The only thing they hadn’t done was figure out a scalable business model that would enable them to produce and distribute online comedy – and pay the bills.


The brothers knew that the nature of the web was becoming more social. They wondered if there was an opportunity to take their skills producing satirical content and apply them to the creation of videos that could be used for personal expression on burgeoning social networks like MySpace. While researching the market, they discovered that American Greetings had a $80 million a year eCard business with 4 million paying subscribers. Booya!

In 2007, the brothers set their sites on innovating the ecard category. Their vision was to keep producing the high quality, fun content that made JibJab famous, but to couple it with personalization tools that empower people to express themselves in fun ways.

In August 2007, they released ‘Starring You®’, which let people put themselves into JibJab videos and images. From the day it was released, the product was a runaway hit that would eventually dwarf the size of the audience they attracted for their political satires. As of June 2010, people have uploaded over 150 million heads to the Starring You platform and viewed personalized videos and images over 400 million times.

Along with these new product lines came a new way of doing business. Rather than relying on advertisers to pay the bills (and clutter up the JibJab website with crappy banner ads) the brothers decided to continue offering a sizable selection of free content, but to make the vast majority of eCards and certain Starring You content exclusive to paid Members.

There were three reasons for this shift. First, by building a Membership model they could focus on making content their customers wanted (as opposed to what advertisers wanted). Second, by removing banner ads from the site they could offer their customers the highest quality experience. Third, they could afford to pay the artists, technologists and business people who make JibJab possible.

Luckily for the brothers – and the folks who count on JibJab for a living – customers have responded, transacting over a million times, and setting the company on a path to commercial success.

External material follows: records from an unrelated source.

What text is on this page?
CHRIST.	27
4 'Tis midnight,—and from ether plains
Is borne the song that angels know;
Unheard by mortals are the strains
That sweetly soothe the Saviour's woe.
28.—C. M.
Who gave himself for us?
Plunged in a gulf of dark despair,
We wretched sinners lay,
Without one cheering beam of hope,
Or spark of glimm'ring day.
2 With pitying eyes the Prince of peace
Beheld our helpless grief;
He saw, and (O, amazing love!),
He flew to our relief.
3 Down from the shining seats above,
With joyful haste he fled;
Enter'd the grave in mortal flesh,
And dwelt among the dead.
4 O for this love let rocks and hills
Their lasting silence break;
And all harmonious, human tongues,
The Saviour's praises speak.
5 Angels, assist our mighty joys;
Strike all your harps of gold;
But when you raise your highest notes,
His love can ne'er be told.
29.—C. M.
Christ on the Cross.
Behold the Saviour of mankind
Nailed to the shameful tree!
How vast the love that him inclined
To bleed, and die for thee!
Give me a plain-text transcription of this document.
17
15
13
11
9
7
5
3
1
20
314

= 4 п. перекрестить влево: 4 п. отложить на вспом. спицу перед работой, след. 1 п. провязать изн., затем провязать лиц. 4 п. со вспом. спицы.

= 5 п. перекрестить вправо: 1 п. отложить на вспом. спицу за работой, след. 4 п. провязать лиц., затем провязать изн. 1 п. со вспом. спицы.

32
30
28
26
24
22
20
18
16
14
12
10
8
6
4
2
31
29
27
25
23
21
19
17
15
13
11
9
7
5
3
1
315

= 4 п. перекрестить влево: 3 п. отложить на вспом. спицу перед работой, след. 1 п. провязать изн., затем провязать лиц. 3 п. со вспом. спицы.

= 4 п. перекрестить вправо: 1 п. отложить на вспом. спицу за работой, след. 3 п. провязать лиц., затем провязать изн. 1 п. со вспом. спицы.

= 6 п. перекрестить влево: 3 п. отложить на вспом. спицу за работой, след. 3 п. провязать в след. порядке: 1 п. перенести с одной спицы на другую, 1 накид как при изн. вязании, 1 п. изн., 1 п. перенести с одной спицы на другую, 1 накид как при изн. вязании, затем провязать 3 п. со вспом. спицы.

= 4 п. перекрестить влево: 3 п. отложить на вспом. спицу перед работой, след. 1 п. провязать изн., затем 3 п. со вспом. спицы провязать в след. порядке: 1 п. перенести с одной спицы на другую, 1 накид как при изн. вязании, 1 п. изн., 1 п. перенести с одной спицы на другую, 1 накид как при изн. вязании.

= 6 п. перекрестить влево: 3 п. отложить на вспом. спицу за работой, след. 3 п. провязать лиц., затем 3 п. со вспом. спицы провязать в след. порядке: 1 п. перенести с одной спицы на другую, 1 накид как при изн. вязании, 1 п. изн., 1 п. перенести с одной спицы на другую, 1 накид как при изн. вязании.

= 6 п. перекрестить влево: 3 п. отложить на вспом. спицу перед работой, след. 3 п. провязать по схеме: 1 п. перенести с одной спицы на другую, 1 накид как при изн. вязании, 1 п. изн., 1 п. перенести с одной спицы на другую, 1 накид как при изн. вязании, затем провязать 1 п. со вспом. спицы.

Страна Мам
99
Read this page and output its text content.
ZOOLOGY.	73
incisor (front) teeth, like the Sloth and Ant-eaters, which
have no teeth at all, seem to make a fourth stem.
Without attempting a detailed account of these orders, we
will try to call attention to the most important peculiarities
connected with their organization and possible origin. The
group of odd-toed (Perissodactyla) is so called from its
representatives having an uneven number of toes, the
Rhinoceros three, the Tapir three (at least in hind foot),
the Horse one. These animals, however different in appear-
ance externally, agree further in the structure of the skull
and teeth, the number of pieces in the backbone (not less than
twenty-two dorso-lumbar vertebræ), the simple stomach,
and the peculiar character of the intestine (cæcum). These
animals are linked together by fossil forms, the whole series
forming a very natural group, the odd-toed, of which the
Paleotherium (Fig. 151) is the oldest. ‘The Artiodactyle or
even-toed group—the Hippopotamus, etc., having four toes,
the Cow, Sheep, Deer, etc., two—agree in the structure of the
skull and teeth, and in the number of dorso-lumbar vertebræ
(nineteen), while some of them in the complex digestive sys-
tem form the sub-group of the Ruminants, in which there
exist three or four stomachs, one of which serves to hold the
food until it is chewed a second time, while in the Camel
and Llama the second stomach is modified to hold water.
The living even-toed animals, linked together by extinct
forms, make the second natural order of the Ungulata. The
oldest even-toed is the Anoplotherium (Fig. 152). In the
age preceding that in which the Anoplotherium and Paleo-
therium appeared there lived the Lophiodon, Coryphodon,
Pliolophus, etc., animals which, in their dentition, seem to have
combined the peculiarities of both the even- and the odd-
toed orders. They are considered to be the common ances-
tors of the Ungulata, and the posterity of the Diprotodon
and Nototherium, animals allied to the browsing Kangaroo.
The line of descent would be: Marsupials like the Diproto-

Since their days in a Brooklyn garage, Evan and Gregg grew JibJab into a nationally recognized brand by being obsessed about the quality of the programming and products they produced. Today they are joined on their mission to make things that make people laugh by an exceptional team of 37 artists, technologists and business people working hard (really hard) to surprise and delight audiences around the world with exceptional online entertainment.

And they’ll never forget that it all started with a dancing doodie.